Both admit they applied to become community support officers with half an eye on trying to become regular police officers later. "Many of us are thinking of applying," says Kathryn, as we walk up Clifford Street towards Ousegate. "Hopefully this is a good insight into police work. We're in the front line, but we're not, if you know what I mean. We're mainly eyes and ears, observing and reporting."
All 38 of the new community support officers have undergone three weeks of basic police training, which included communication skills, basic law to do with human rights and anti-social behaviour, self-defence and First Aid.
The York officers also spent a week in Acomb and have been out on patrol with experienced police officers.
But this is their first time going it alone. Ben and Kathryn are a little self-conscious in their new uniforms at first. Then, at Ousegate, a woman - reacting to the pair as if they were regular police officers - asks Ben for directions to the Moat House Hotel. It's an effective ice-breaker. "The Moat House? Yes, you just want to be down here, love, over the bridge," he says smoothly; and the pair of them seem to relax into their roles.

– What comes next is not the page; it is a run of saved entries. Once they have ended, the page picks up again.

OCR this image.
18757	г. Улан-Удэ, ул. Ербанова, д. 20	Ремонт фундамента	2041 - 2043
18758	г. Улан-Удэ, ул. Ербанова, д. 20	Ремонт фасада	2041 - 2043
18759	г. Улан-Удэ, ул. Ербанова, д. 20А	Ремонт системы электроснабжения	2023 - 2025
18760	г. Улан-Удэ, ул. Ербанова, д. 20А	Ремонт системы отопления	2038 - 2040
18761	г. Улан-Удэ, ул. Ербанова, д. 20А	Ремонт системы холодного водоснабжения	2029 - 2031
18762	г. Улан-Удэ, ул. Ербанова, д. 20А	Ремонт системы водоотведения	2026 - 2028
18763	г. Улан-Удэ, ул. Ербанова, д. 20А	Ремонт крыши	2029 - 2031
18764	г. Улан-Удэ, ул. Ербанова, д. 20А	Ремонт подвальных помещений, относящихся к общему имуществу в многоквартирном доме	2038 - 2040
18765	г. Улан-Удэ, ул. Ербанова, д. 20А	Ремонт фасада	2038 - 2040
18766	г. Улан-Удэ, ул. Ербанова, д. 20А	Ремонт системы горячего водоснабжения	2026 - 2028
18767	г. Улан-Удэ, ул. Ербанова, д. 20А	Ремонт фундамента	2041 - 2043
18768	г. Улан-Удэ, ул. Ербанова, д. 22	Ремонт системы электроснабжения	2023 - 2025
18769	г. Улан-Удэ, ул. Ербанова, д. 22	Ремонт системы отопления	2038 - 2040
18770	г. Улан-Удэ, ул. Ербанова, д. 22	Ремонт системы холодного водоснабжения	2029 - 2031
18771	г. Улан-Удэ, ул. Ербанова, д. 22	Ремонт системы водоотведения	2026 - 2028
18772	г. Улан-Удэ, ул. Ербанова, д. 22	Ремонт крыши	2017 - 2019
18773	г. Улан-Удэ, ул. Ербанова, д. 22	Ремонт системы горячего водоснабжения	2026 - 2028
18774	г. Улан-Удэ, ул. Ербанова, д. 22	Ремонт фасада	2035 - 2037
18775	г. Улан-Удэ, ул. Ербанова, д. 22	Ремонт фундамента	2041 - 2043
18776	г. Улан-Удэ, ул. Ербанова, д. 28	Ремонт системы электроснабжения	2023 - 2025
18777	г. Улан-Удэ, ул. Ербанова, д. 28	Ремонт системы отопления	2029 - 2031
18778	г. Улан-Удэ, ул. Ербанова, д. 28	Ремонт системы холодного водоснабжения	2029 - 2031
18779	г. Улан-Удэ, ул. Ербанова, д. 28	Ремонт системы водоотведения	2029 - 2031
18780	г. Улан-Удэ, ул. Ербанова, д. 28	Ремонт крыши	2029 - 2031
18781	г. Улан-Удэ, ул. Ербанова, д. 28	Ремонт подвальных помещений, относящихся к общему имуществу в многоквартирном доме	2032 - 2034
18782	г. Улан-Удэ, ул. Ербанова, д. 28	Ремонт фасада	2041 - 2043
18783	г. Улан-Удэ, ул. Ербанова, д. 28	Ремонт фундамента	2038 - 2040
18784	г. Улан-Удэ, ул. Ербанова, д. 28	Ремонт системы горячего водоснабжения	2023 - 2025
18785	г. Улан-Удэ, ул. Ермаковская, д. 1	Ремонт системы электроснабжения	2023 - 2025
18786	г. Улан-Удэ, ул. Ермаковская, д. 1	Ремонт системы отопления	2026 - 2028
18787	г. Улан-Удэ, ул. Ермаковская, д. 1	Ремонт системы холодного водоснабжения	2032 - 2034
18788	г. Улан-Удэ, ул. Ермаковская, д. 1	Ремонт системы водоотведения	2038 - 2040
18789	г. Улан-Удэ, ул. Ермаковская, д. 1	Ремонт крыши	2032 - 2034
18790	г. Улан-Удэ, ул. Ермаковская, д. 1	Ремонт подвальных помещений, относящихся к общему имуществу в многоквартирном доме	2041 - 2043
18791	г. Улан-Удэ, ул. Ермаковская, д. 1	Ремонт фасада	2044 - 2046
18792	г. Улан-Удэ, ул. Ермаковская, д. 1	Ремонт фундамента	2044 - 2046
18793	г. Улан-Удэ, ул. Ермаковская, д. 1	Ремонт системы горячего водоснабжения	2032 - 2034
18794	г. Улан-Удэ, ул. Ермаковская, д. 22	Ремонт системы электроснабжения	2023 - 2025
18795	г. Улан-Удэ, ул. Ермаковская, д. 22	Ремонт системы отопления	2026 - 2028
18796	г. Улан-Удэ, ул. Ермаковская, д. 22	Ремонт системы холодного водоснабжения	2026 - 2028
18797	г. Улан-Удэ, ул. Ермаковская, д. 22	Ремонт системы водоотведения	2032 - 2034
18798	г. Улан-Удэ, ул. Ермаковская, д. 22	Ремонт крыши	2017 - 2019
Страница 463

No one is pouring soap into the fountain at Parliament Street, but in St Sampson's Square a busker approaches claiming a motorist who parked at the side of the road almost ran over his foot. The altercation between busker and motorist threatens to get heated, and an onlooker intervenes, saying the motorist's behaviour was "ignorant".
Again, Ben deals with it smoothly. Did he actually run over your foot? he asks. Well, no. "I think it's a case of both of you watching what other people are doing," says Ben, playing the mediator.

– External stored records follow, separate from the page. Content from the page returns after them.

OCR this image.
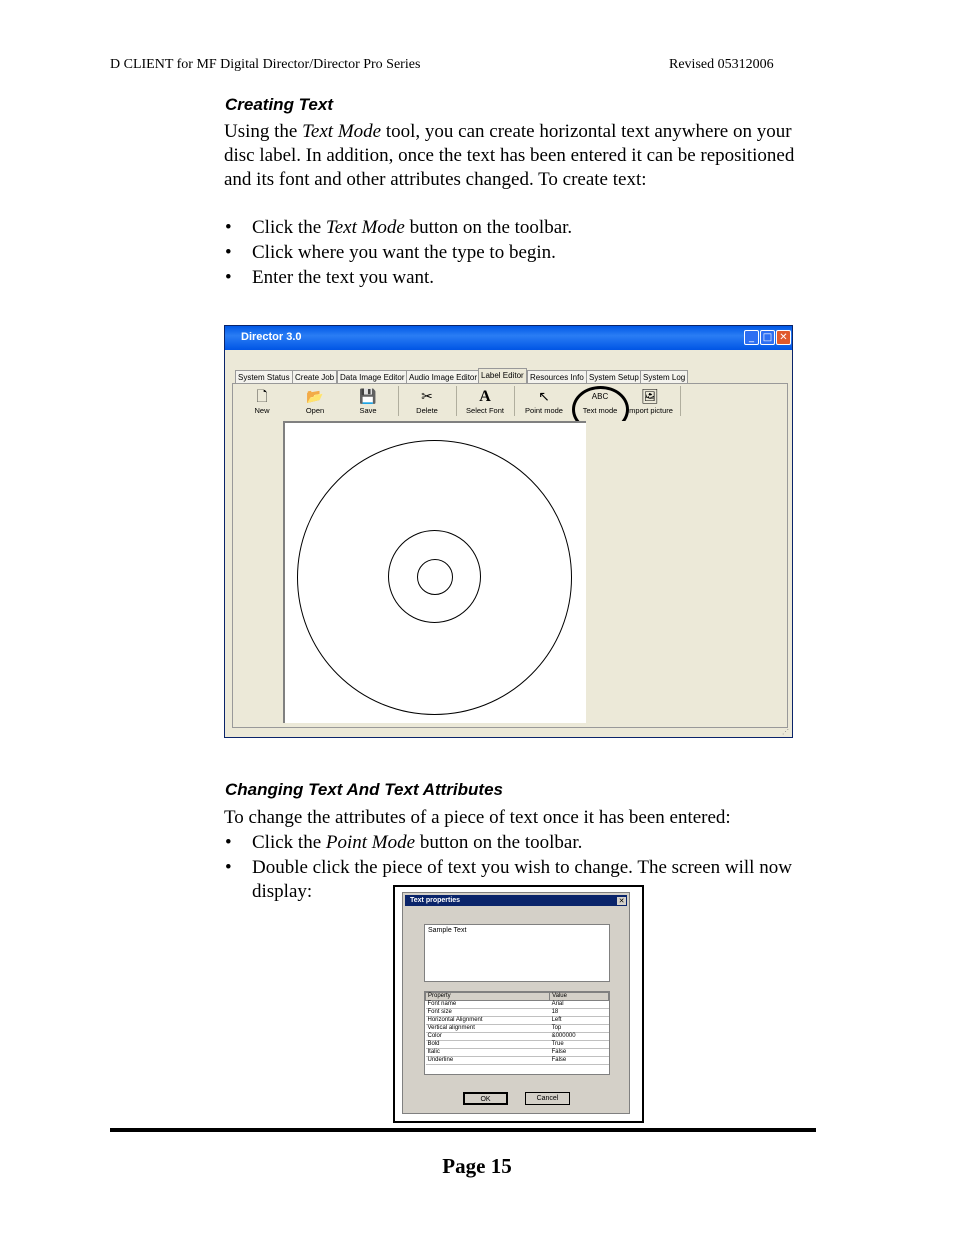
D CLIENT for MF Digital Director/Director Pro Series	Revised 05312006
Creating Text
Using the Text Mode tool, you can create horizontal text anywhere on your
disc label. In addition, once the text has been entered it can be repositioned
and its font and other attributes changed. To create text:
• Click the Text Mode button on the toolbar.
• Click where you want the type to begin.
• Enter the text you want.
Director 3.0	_ □ ✕
System Status Create Job Data Image Editor Audio Image Editor Label Editor Resources Info System Setup System Log
🗋
New
📂
Open
💾
Save
✂
Delete
A
Select Font
↖
Point mode
ABC
Text mode
🖼
Import picture
⋰
Changing Text And Text Attributes
To change the attributes of a piece of text once it has been entered:
• Click the Point Mode button on the toolbar.
• Double click the piece of text you wish to change. The screen will now
display:	Text properties	✕
Sample Text
Property	Value
Font name	Arial
Font size	18
Horizontal Alignment	Left
Vertical alignment	Top
Color	&000000
Bold	True
Italic	False
Underline	False
OK	Cancel
Page 15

As we patrol up Davygate, I have the chance to question them. Reports from London suggest there is some friction between regular police and community support officers.
Is there anything like that in York?
"The regular officers at Clifford Street have all been really good," says Kathryn. "Fabulous. There's no resentment. Some of them say "so why don't you just join the police?", and there's some talk that they think we may be taking their overtime - but that's what people have said they may think, rather than what anybody has actually said."
At Bootham Bar, Ben and Kathryn are quizzed by an elderly man who wants to know more about their job. Kathryn says quite a few people have asked this as we walk on up Bootham. They stop them to say how good it is to see people in uniforms on the street.
We cut through Grosvenor Terrace and across Bridge Lane to York Hospital where we check out the hospital car park. There do not seem to be any criminals lurking suspiciously, but a hospital security guard confirms there are usually several cars broken into each week. We'll keep an eye out, Ben assures him.
Without any powers of arrest what could they do if they did find someone doing something they shouldn't? I ask Kathryn says, they could take a description and call for back-up on their police radios.
Walking back into town down High Petergate we encounter a motorist sitting fuming in his car while a lorry off-loads goods into a shop, blocking the road. "Can you do something about this?" he asks Ben and Kathryn, reacting to their uniforms. "He's the wrong way in a one-way street. The street is blocked. My wife has an appointment at the hospital."
Once again, Ben moves into action. "Are you moving?" he asks the driver. The sight of his uniform prompts an apologetic wave and the man instantly gets in his cab and backs his lorry out of the street.
With their limited powers and training, the new community support officers are not going to solve North Yorkshire's crime problems overnight.
But they are an effective presence on the street for deterring petty crime. And if they can release regular officers to deal with more serious crime, all the better.